Joel Tufel, a member of Citizens for a Liveable Northgate, described the report as a collection of personal testimonials that recount the citizen experience with the neighborhood planning process. The report, he said, describes "the face of the beast. It is a highly critical document. It addresses the farcical nature of planning. We hope that it will create controversy and pressure. We're involved in a political struggle with the city.

"The city," said Tufel, "is leading us deeper and deeper into an impossible future." In order to avert that impossible future, Tufel and other members of Citizens for a Liveable Northgate would like to rally other neighborhood planners and force the city to adopt neighborhood plans with the force of law.

City Councilmember Richard Conlin has other ideas in mind for averting that impossible future. He believes the city can keep neighborhood issues in mind as specific master-use permit applications are made. "We have the opportunity to condition the permit if the application is outside the scope of the General Development Plan." He also said the city can continue to negotiate with the developer and that the city might avail itself of other legal tools to meet some of the neighborhood's needs.

But Tufel said the city and county are partners in the development plan. "The Mayor was able to achieve some of his housing goals.

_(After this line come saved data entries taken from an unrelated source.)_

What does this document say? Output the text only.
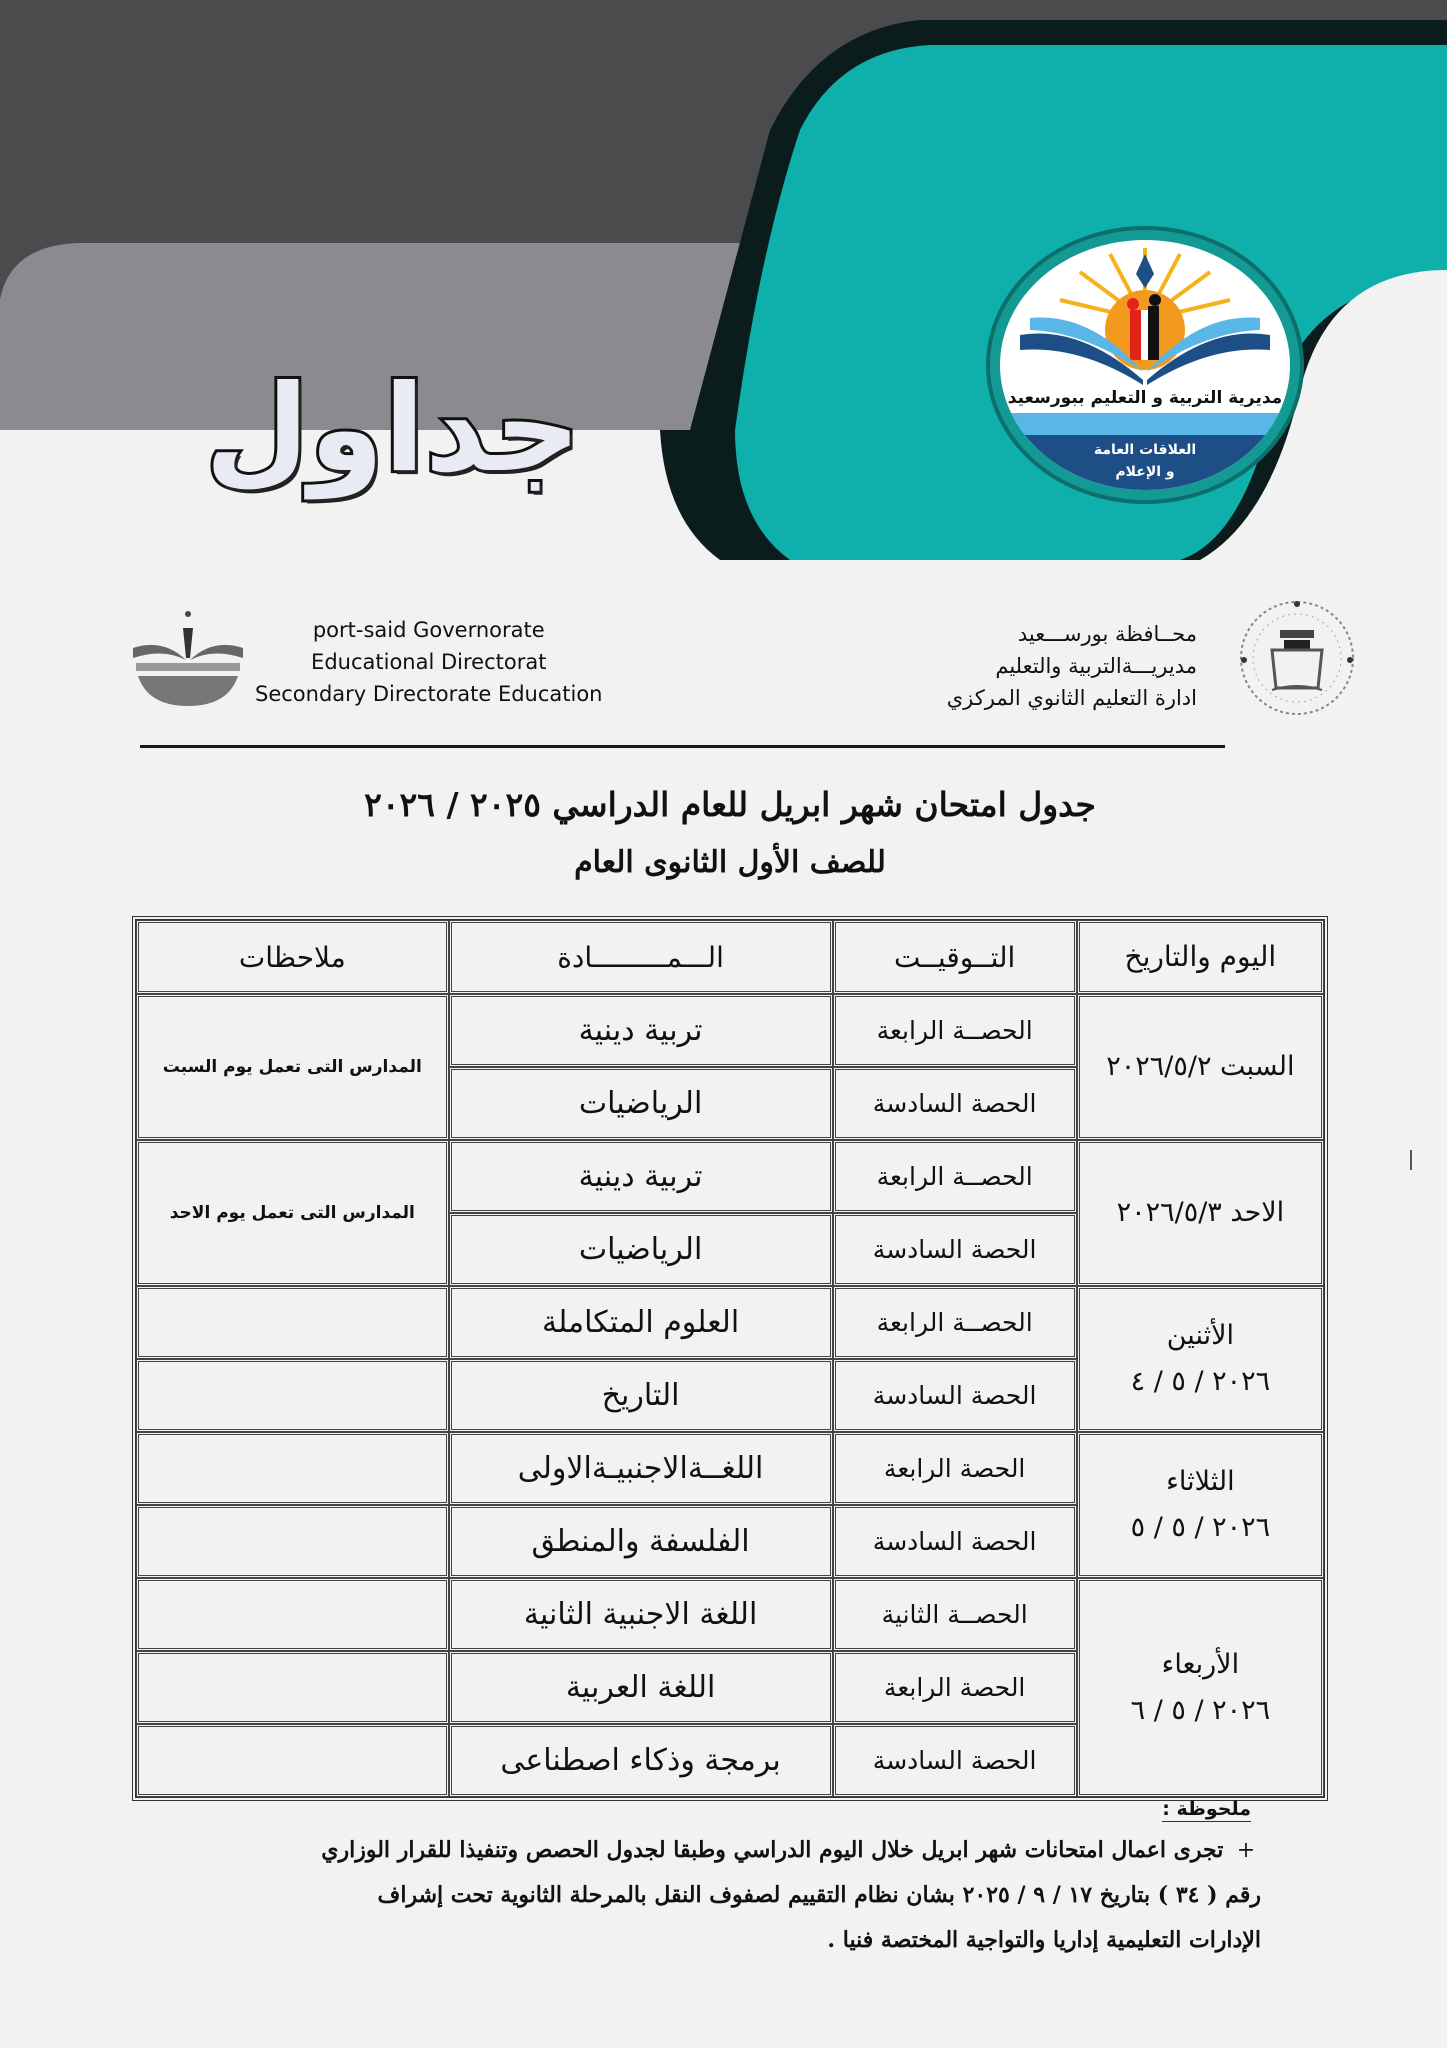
مديرية التربية و التعليم ببورسعيد
العلاقات العامة
و الإعلام
جداول
port-said Governorate
Educational Directorat
Secondary Directorate Education
محــافظة بورســـعيد
مديريـــةالتربية والتعليم
ادارة التعليم الثانوي المركزي
جدول امتحان شهر ابريل للعام الدراسي ٢٠٢٥ / ٢٠٢٦
للصف الأول الثانوى العام
اليوم والتاريخ	التــوقيــت	الـــمـــــــــادة	ملاحظات
السبت ٢٠٢٦/٥/٢	الحصــة الرابعة	تربية دينية	المدارس التى تعمل يوم السبت
	الحصة السادسة	الرياضيات	
الاحد ٢٠٢٦/٥/٣	الحصــة الرابعة	تربية دينية	المدارس التى تعمل يوم الاحد
	الحصة السادسة	الرياضيات	

الأثنين
٢٠٢٦ / ٥ / ٤	الحصــة الرابعة	العلوم المتكاملة	
	الحصة السادسة	التاريخ	

الثلاثاء
٢٠٢٦ / ٥ / ٥	الحصة الرابعة	اللغــةالاجنبيـةالاولى	
	الحصة السادسة	الفلسفة والمنطق	

الأربعاء
٢٠٢٦ / ٥ / ٦	الحصــة الثانية	اللغة الاجنبية الثانية	
	الحصة الرابعة	اللغة العربية	
	الحصة السادسة	برمجة وذكاء اصطناعى	
ملحوظة :
+ تجرى اعمال امتحانات شهر ابريل خلال اليوم الدراسي وطبقا لجدول الحصص وتنفيذا للقرار الوزاري
رقم ( ٣٤ ) بتاريخ ١٧ / ٩ / ٢٠٢٥ بشان نظام التقييم لصفوف النقل بالمرحلة الثانوية تحت إشراف
الإدارات التعليمية إداريا والتواجية المختصة فنيا .
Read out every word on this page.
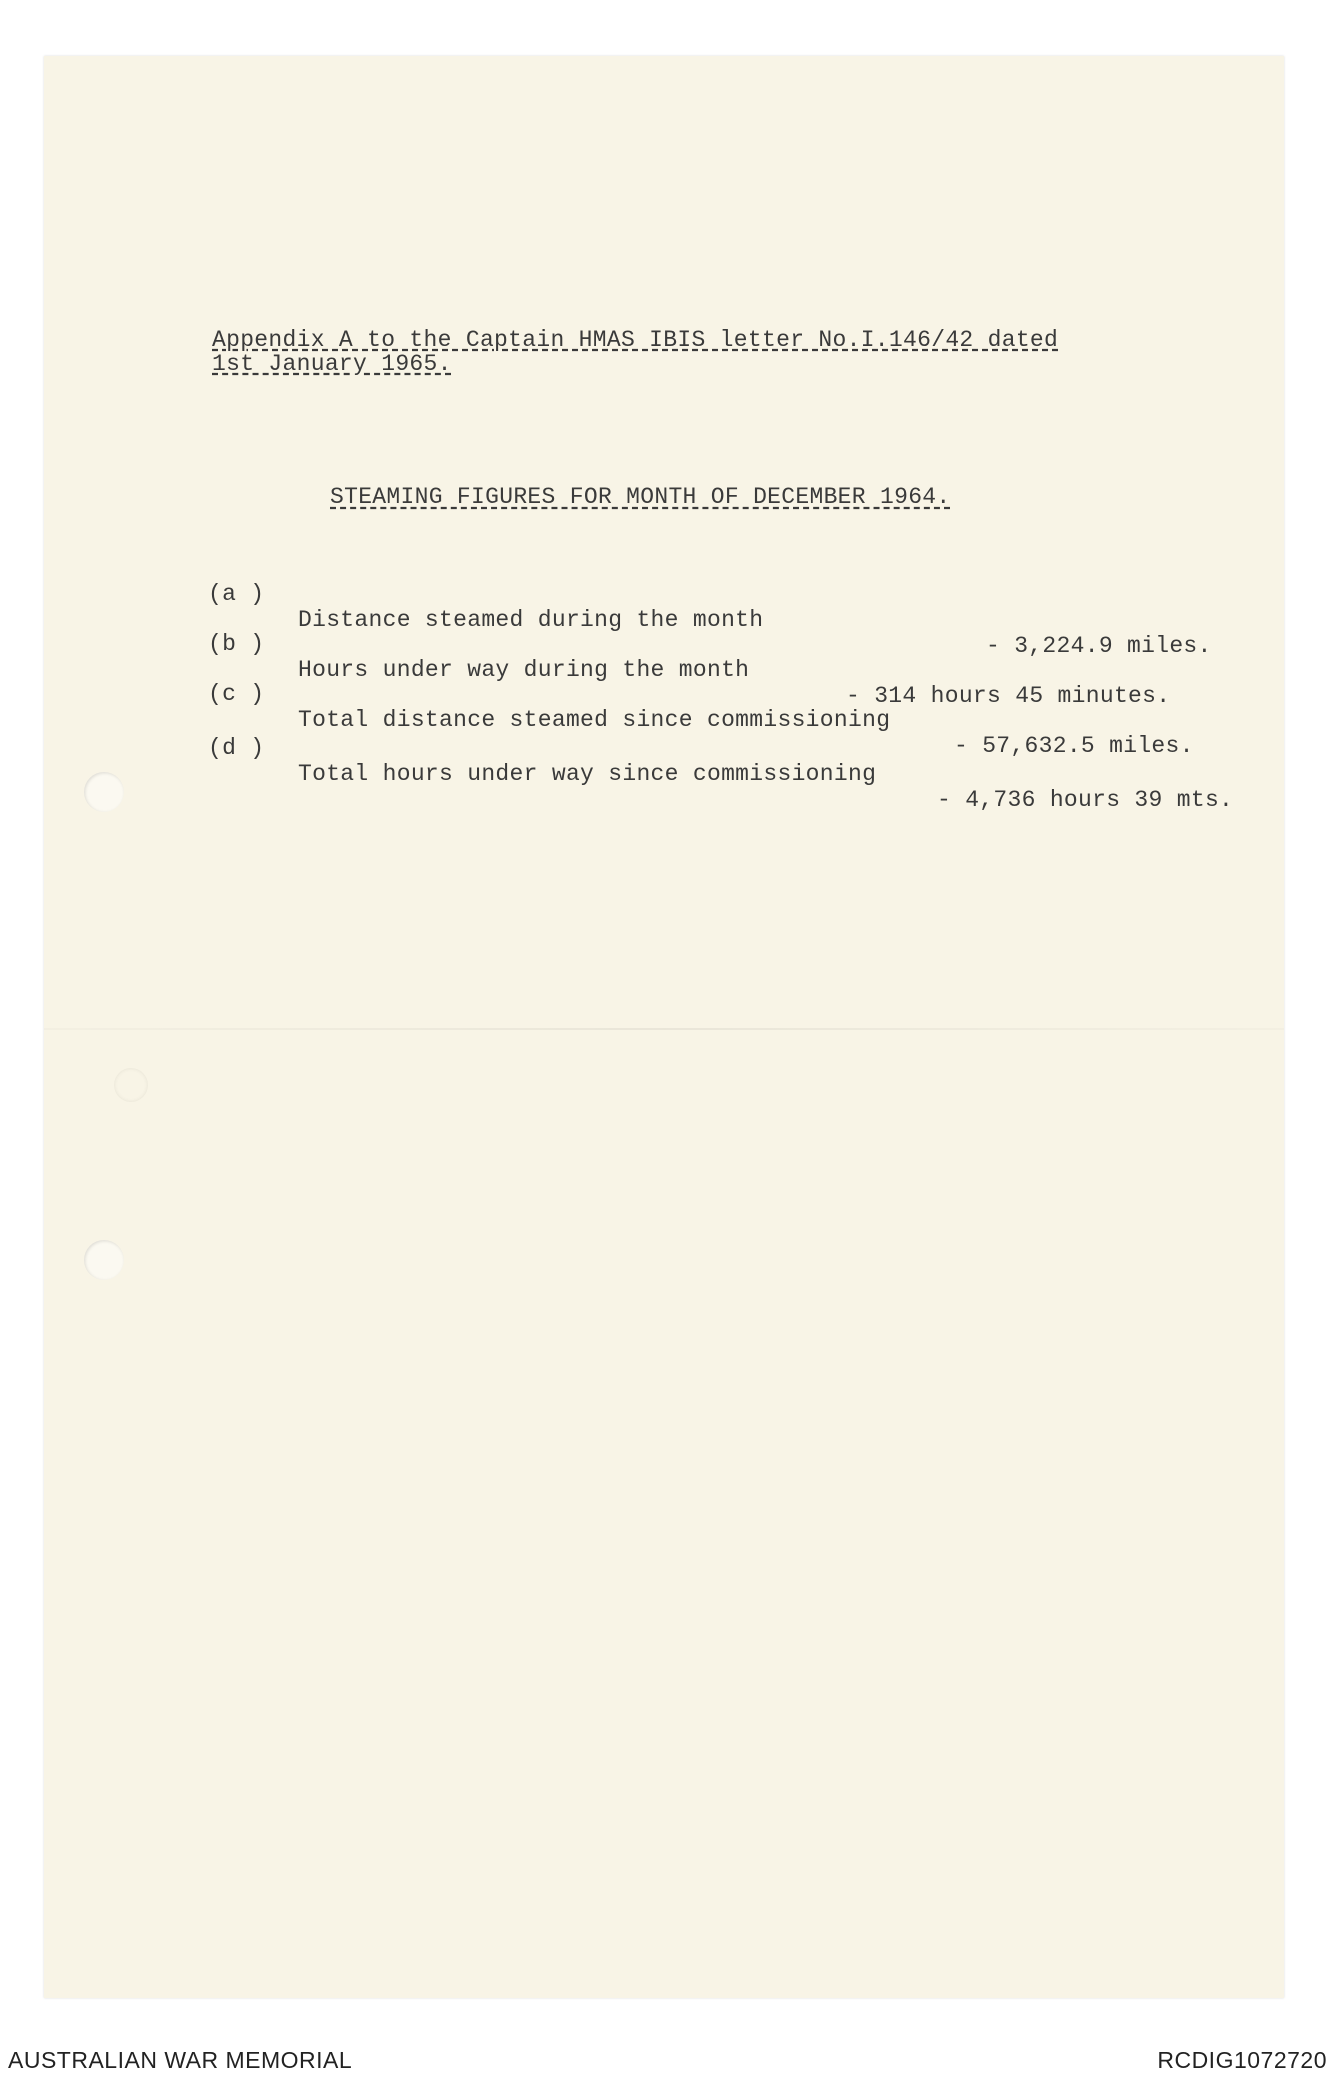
Appendix A to the Captain HMAS IBIS letter No.I.146/42 dated
1st January 1965.
STEAMING FIGURES FOR MONTH OF DECEMBER 1964.

(a )

Distance steamed during the month

- 3,224.9 miles.

(b )

Hours under way during the month

- 314 hours 45 minutes.

(c )

Total distance steamed since commissioning

- 57,632.5 miles.

(d )

Total hours under way since commissioning

- 4,736 hours 39 mts.

AUSTRALIAN WAR MEMORIAL	RCDIG1072720
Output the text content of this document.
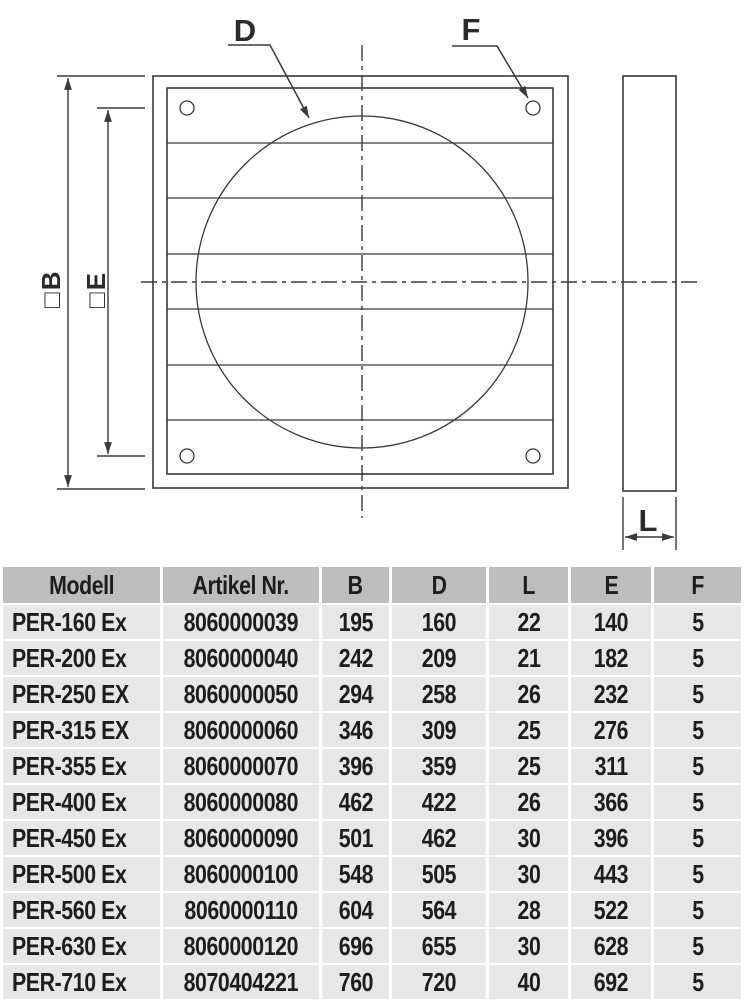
D	F
L
□B □E
Modell	Artikel Nr.	B	D	L	E	F
PER-160 Ex	8060000039	195	160	22	140	5
PER-200 Ex	8060000040	242	209	21	182	5
PER-250 EX	8060000050	294	258	26	232	5
PER-315 EX	8060000060	346	309	25	276	5
PER-355 Ex	8060000070	396	359	25	311	5
PER-400 Ex	8060000080	462	422	26	366	5
PER-450 Ex	8060000090	501	462	30	396	5
PER-500 Ex	8060000100	548	505	30	443	5
PER-560 Ex	8060000110	604	564	28	522	5
PER-630 Ex	8060000120	696	655	30	628	5
PER-710 Ex	8070404221	760	720	40	692	5
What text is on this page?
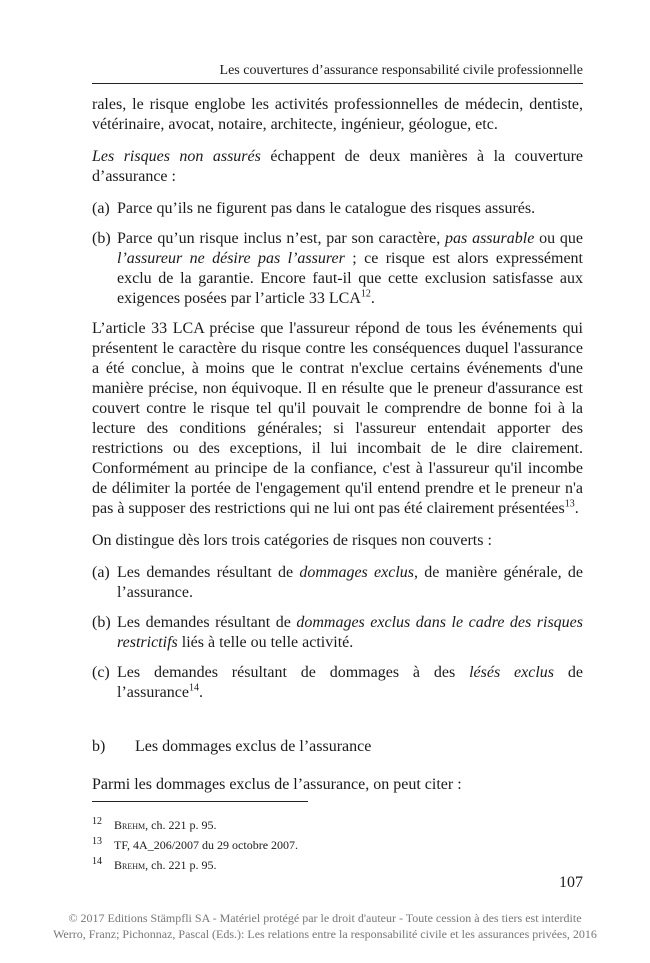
Les couvertures d’assurance responsabilité civile professionnelle

rales, le risque englobe les activités professionnelles de médecin, dentiste, vétérinaire, avocat, notaire, architecte, ingénieur, géologue, etc.

Les risques non assurés échappent de deux manières à la couverture d’assurance :

(a) Parce qu’ils ne figurent pas dans le catalogue des risques assurés.
(b) Parce qu’un risque inclus n’est, par son caractère, pas assurable ou que l’assureur ne désire pas l’assurer ; ce risque est alors expressément exclu de la garantie. Encore faut-il que cette exclusion satisfasse aux exigences posées par l’article 33 LCA$^{12}$.

L’article 33 LCA précise que l'assureur répond de tous les événements qui présentent le caractère du risque contre les conséquences duquel l'assurance a été conclue, à moins que le contrat n'exclue certains événements d'une manière précise, non équivoque. Il en résulte que le preneur d'assurance est couvert contre le risque tel qu'il pouvait le comprendre de bonne foi à la lecture des conditions générales; si l'assureur entendait apporter des restrictions ou des exceptions, il lui incombait de le dire clairement. Conformément au principe de la confiance, c'est à l'assureur qu'il incombe de délimiter la portée de l'engagement qu'il entend prendre et le preneur n'a pas à supposer des restrictions qui ne lui ont pas été clairement présentées$^{13}$.

On distingue dès lors trois catégories de risques non couverts :

(a) Les demandes résultant de dommages exclus, de manière générale, de l’assurance.
(b) Les demandes résultant de dommages exclus dans le cadre des risques restrictifs liés à telle ou telle activité.
(c) Les demandes résultant de dommages à des lésés exclus de l’assurance$^{14}$.
b)	Les dommages exclus de l’assurance

Parmi les dommages exclus de l’assurance, on peut citer :

12	Brehm, ch. 221 p. 95.
13	TF, 4A_206/2007 du 29 octobre 2007.
14	Brehm, ch. 221 p. 95.
107
© 2017 Editions Stämpfli SA - Matériel protégé par le droit d'auteur - Toute cession à des tiers est interdite
Werro, Franz; Pichonnaz, Pascal (Eds.): Les relations entre la responsabilité civile et les assurances privées, 2016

Metro solved its Park & Ride parking problem with the theater. City agencies are solving the individual problems they are charged with while ignoring the big picture." Metro proposes to move its Park & Ride at NE 112th Street and 5th Avenue NE to the underground parking garage.

Citizens for a Liveable Northgate have declined to meet with the Mayor or Councilmember Richard Conlin until the "Report from Northgate" is in the hands of neighborhood planning groups. The Hearing Examiner's decision on the appeals will be made the week of June 13.